Back in the (college) saddle
Our son is 20, and just completed two years at a school in Boston. On paper, he did fairly well, perhaps 3.3. But behind the scenes, and unbeknownst to us, he was a mess.
He found himself as literally the only guy who thought the election wasn’t stolen on his (jock) dorm floor; lacked confidence in his path and major; found an abusive group of young women to glom onto; was isolated like all of us by covid; got behind on school etc.; started abusing alcohol, (As an example of the “amazing” friend group: when he tried to take a break from drinking, the lead Mean Girl would shame him in front of 20 people, calling him terrible things).
All of this led to him feeling terrible about himself. He became withdrawn, depressed and anxiety-filled. He went from one of the more enthusiastic contributors—his Freshman teacher said his essay was literally the best student paper he had ever received—to sitting silently in class.
We got an urgent call from his therapist. He said he thought our son was seriously at risk. We flew him home from Boston, that day. That was six months ago.
I have since read of, and spoken with many parents who are experiencing similar things with their children. It seems to be that the pandemic behind the pandemic has been mental health.
But we are all trying to move forward. S has been in both group and individual therapy, and is also going to AA meetings. My wife and I are also working with a family therapist, to do better on our side of the fence, in terms of supporting him. S is now better, not great, but better.
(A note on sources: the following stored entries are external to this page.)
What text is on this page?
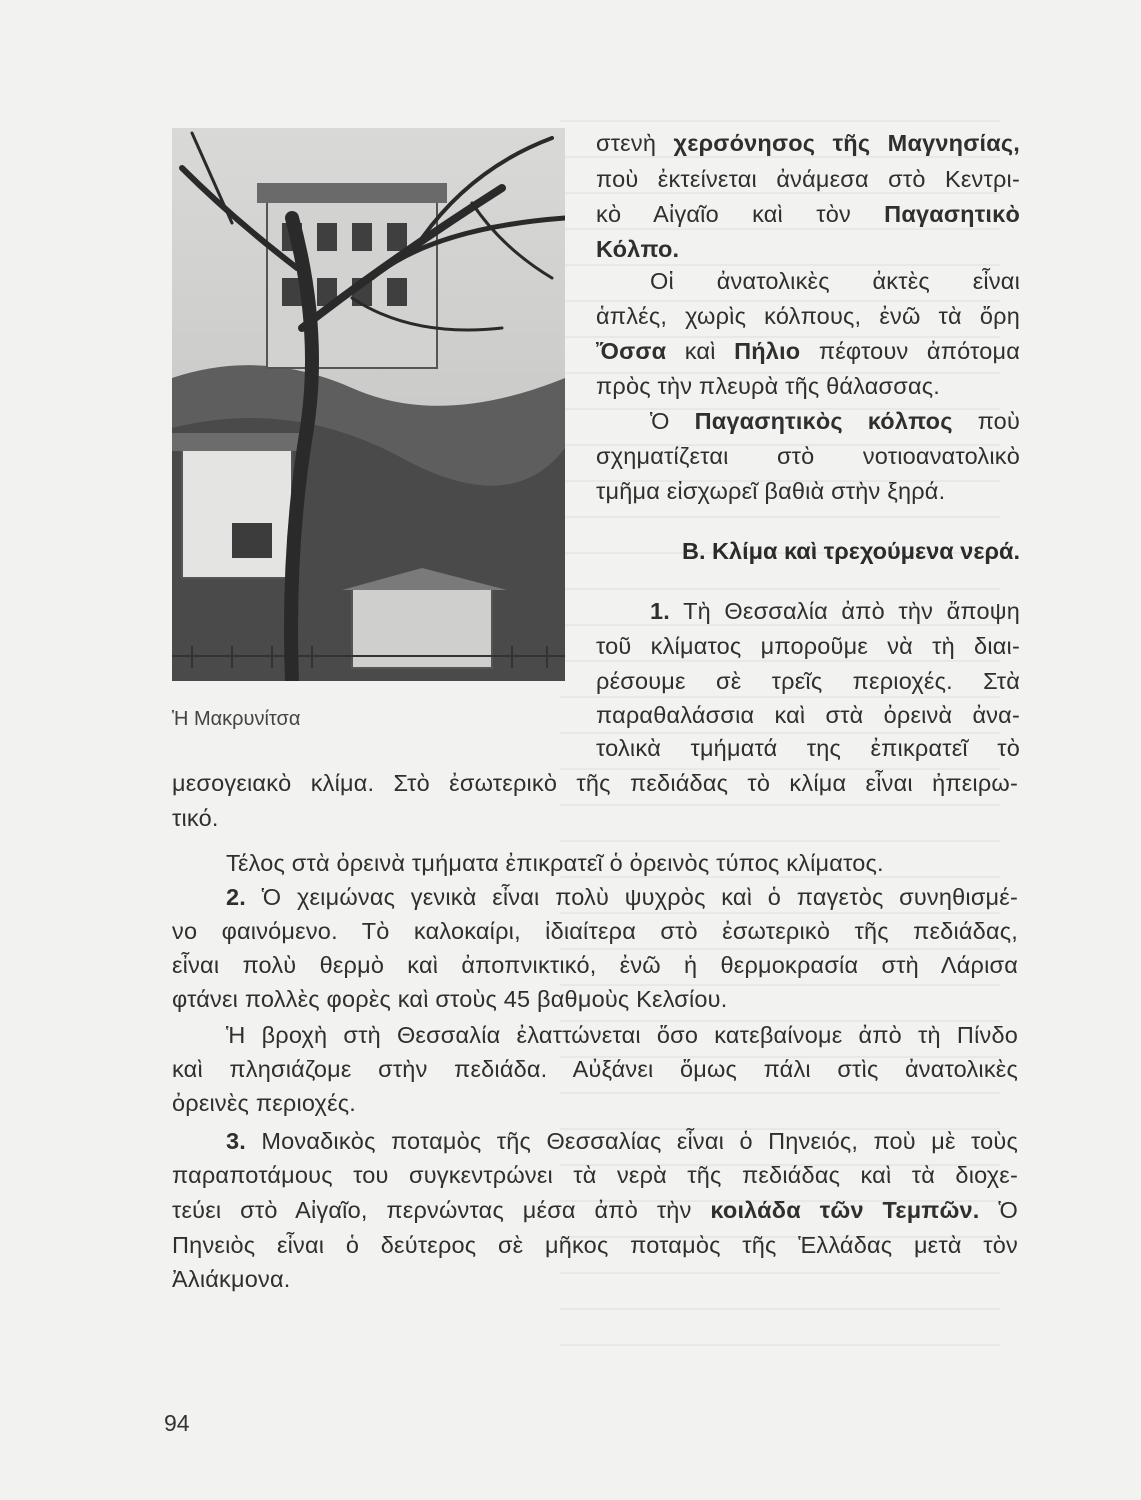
Ἡ Μακρυνίτσα
στενὴ χερσόνησος τῆς Μαγνησίας,
ποὺ ἐκτείνεται ἀνάμεσα στὸ Κεντρι-
κὸ Αἰγαῖο καὶ τὸν Παγασητικὸ
Κόλπο.
Οἱ ἀνατολικὲς ἀκτὲς εἶναι
ἁπλές, χωρὶς κόλπους, ἐνῶ τὰ ὄρη
Ὄσσα καὶ Πήλιο πέφτουν ἀπότομα
πρὸς τὴν πλευρὰ τῆς θάλασσας.
Ὁ Παγασητικὸς κόλπος ποὺ
σχηματίζεται στὸ νοτιοανατολικὸ
τμῆμα εἰσχωρεῖ βαθιὰ στὴν ξηρά.
1. Τὴ Θεσσαλία ἀπὸ τὴν ἄποψη
τοῦ κλίματος μποροῦμε νὰ τὴ διαι-
ρέσουμε σὲ τρεῖς περιοχές. Στὰ
παραθαλάσσια καὶ στὰ ὀρεινὰ ἀνα-
τολικὰ τμήματά της ἐπικρατεῖ τὸ
Β. Κλίμα καὶ τρεχούμενα νερά.
μεσογειακὸ κλίμα. Στὸ ἐσωτερικὸ τῆς πεδιάδας τὸ κλίμα εἶναι ἠπειρω-
τικό.
Τέλος στὰ ὀρεινὰ τμήματα ἐπικρατεῖ ὁ ὀρεινὸς τύπος κλίματος.
2. Ὁ χειμώνας γενικὰ εἶναι πολὺ ψυχρὸς καὶ ὁ παγετὸς συνηθισμέ-
νο φαινόμενο. Τὸ καλοκαίρι, ἰδιαίτερα στὸ ἐσωτερικὸ τῆς πεδιάδας,
εἶναι πολὺ θερμὸ καὶ ἀποπνικτικό, ἐνῶ ἡ θερμοκρασία στὴ Λάρισα
φτάνει πολλὲς φορὲς καὶ στοὺς 45 βαθμοὺς Κελσίου.
Ἡ βροχὴ στὴ Θεσσαλία ἐλαττώνεται ὅσο κατεβαίνομε ἀπὸ τὴ Πίνδο
καὶ πλησιάζομε στὴν πεδιάδα. Αὐξάνει ὅμως πάλι στὶς ἀνατολικὲς
ὀρεινὲς περιοχές.
3. Μοναδικὸς ποταμὸς τῆς Θεσσαλίας εἶναι ὁ Πηνειός, ποὺ μὲ τοὺς
παραποτάμους του συγκεντρώνει τὰ νερὰ τῆς πεδιάδας καὶ τὰ διοχε-
τεύει στὸ Αἰγαῖο, περνώντας μέσα ἀπὸ τὴν κοιλάδα τῶν Τεμπῶν. Ὁ
Πηνειὸς εἶναι ὁ δεύτερος σὲ μῆκος ποταμὸς τῆς Ἑλλάδας μετὰ τὸν
Ἀλιάκμονα.
94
However, he’s also beginning to feel like he wants to get back to school. I’m not excited about this, as he is objectively not ready. That said, his therapist says, S wants to work towards a goal, and if he gets in somewhere, he’d still have months, perhaps as long as one year, to continue his self-care.
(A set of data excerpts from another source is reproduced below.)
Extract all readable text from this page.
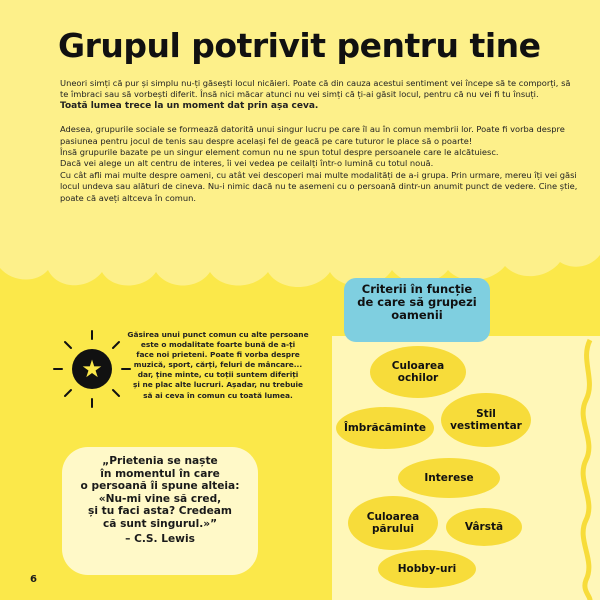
Grupul potrivit pentru tine

Uneori simți că pur și simplu nu-ți găsești locul nicăieri. Poate că din cauza acestui sentiment vei începe să te comporți, să te îmbraci sau să vorbești diferit. Însă nici măcar atunci nu vei simți că ți-ai găsit locul, pentru că nu vei fi tu însuți.

Toată lumea trece la un moment dat prin așa ceva.

Adesea, grupurile sociale se formează datorită unui singur lucru pe care îl au în comun membrii lor. Poate fi vorba despre pasiunea pentru jocul de tenis sau despre același fel de geacă pe care tuturor le place să o poarte!

Însă grupurile bazate pe un singur element comun nu ne spun totul despre persoanele care le alcătuiesc.

Dacă vei alege un alt centru de interes, îi vei vedea pe ceilalți într-o lumină cu totul nouă.

Cu cât afli mai multe despre oameni, cu atât vei descoperi mai multe modalități de a-i grupa. Prin urmare, mereu îți vei găsi locul undeva sau alături de cineva. Nu-i nimic dacă nu te asemeni cu o persoană dintr-un anumit punct de vedere. Cine știe, poate că aveți altceva în comun.

★

Găsirea unui punct comun cu alte persoane

este o modalitate foarte bună de a-ți

face noi prieteni. Poate fi vorba despre

muzică, sport, cărți, feluri de mâncare...

dar, ține minte, cu toții suntem diferiți

și ne plac alte lucruri. Așadar, nu trebuie

să ai ceva în comun cu toată lumea.

„Prietenia se naște

în momentul în care

o persoană îi spune alteia:

«Nu-mi vine să cred,

și tu faci asta? Credeam

că sunt singurul.»”

– C.S. Lewis

6

Criterii în funcție

de care să grupezi

oamenii

Culoarea
ochilor
Stil
vestimentar
Îmbrăcăminte
Interese
Culoarea
părului	Vârstă
Hobby-uri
So I want to support the parallel efforts.
I have long been an admirer of this amazing BPN community. The one slight issue I have is, I can’t always seem to find the right threads among this Library of Congress-esque riches.
There are many many threads about College Advisors for kids in high school, most of whom seem to be driven.
What about advisors for lost transfer students— kids who no longer have the college counselor available at high school (and are not attending JC)?
Does anyone have any experience with a consultant who helped their overwhelmed kid winnow down their interests, leading to a major, and this, the best school fit?
I’ve been looking into the Meyers-Briggs and Strong Interest career tests. Those seem great, but I’d rather S work with someone who can lead him through it.
These might be two initiatives: an MB consultant, followed up by a college advisor.
Any advice would be so welcome. We lived in Berkeley for many years. I so appreciate the people in this forum.